La città di Milano, come la maggior parte delle metropoli occidentali, sta attraversando una significativa fase di trasformazione economica, sociale e culturale. Si tratta di un cambiamento non traumatico ma certamente radicale.

I grandi insediamenti industriali che fino ad alcuni decenni or sono circondavano le grandi città, con le piccole e medie aziende complementari alla loro produzione, hanno cessato la loro attività in conseguenza del progresso tecnologico e delle mutate esigenze del mercato o si sono trasferite in altre zone.

Le aree liberate da questo tipo di destinazione, in relazione anche al dilatarsi del contesto urbano, sono di fatto collocate in luoghi semi-centrali della città, generalmente in prossimità della rete del trasporto pubblico.

L'economia della metropoli si basa ora principalmente su attività di tipo terziario in stretta relazione con reti di livello internazionale.
Milano in particolare basa la propria economia su settori di attività rispetto ai quali detiene il primato a livello mondiale, basti pensare alla moda. Ha profonde radici storiche e culturali ed una capacità diffusa di pensare e di produrre l'eccellenza anche nei piccoli oggetti di uso quotidiano; una città fondamentalmente disposta ad accogliere le nuove proposte e i nuovi stimoli culturali, facendoli pragmaticamente propri.

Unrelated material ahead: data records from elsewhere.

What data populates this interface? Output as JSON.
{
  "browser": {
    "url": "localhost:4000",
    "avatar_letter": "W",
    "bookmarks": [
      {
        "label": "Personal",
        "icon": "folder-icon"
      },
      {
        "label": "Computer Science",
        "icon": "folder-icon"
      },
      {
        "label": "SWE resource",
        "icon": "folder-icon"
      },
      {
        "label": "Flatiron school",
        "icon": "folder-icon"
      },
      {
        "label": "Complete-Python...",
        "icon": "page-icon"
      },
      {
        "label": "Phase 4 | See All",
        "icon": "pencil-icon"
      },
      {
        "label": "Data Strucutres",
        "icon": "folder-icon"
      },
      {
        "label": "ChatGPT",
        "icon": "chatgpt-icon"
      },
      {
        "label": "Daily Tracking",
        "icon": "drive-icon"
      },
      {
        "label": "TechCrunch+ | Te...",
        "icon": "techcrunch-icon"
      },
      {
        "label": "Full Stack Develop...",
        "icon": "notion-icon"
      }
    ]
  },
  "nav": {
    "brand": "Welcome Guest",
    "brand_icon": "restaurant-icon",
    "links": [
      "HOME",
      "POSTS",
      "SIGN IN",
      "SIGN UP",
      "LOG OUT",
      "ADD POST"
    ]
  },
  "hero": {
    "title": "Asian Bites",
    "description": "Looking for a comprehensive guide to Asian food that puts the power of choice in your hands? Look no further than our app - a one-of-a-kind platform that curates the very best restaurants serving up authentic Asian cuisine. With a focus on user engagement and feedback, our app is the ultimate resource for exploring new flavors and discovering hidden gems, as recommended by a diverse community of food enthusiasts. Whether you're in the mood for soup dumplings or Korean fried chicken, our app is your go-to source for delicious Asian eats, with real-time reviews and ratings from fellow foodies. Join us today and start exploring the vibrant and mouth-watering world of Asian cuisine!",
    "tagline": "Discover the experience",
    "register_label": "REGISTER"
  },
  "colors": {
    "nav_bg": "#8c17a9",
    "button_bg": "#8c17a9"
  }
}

La presenza sul territorio cittadino di diverse etnie che si stanno radicando nel contesto sociale, non genera solo conflitti, dovuti principalmente all'incapacità di fronteggiare adeguatamente il mutamento, ma genera soprattutto nuovi stimoli culturali e nuove ineludibili esigenze di confronto con altre culture, che devono essere conosciute e comprese.

Sono le nuove generazioni a cogliere con maggiore sensibilità, e quindi forse con maggiore disagio, questa fase di transizione.
La loro forte capacità espressiva e il grande potenziale in termini di creatività e di innovazione che da esse viene espresso hanno generato un forte bisogno di confronto e di sperimentazione progettuale e pratica.

Nella città di Milano il tessuto delle realtà attive nei settori più avanzati della produzione culturale ed artistica di livello internazionale è particolarmente ricco di opportunità. Proprio a questi operatori, che spesso sanno coniugare con genialità il patrimonio dell'operosità artigianale con le più avanzate tecnologie, si rivolgono i giovani per imparare e per sperimentarsi, andando oltre la formazione fornita loro da scuole o accademie.

Questi operatori, che spesso svolgono la loro attività in maniera associata o come vere e proprie aziende, hanno sempre cercato di rispondere a questo bisogno, cogliendo il forte potenziale di stimoli e idee dei giovani, senza avere però la forza per coagulare le diverse esperienze e conferire loro il valore aggiunto che da una messa in rete può derivare.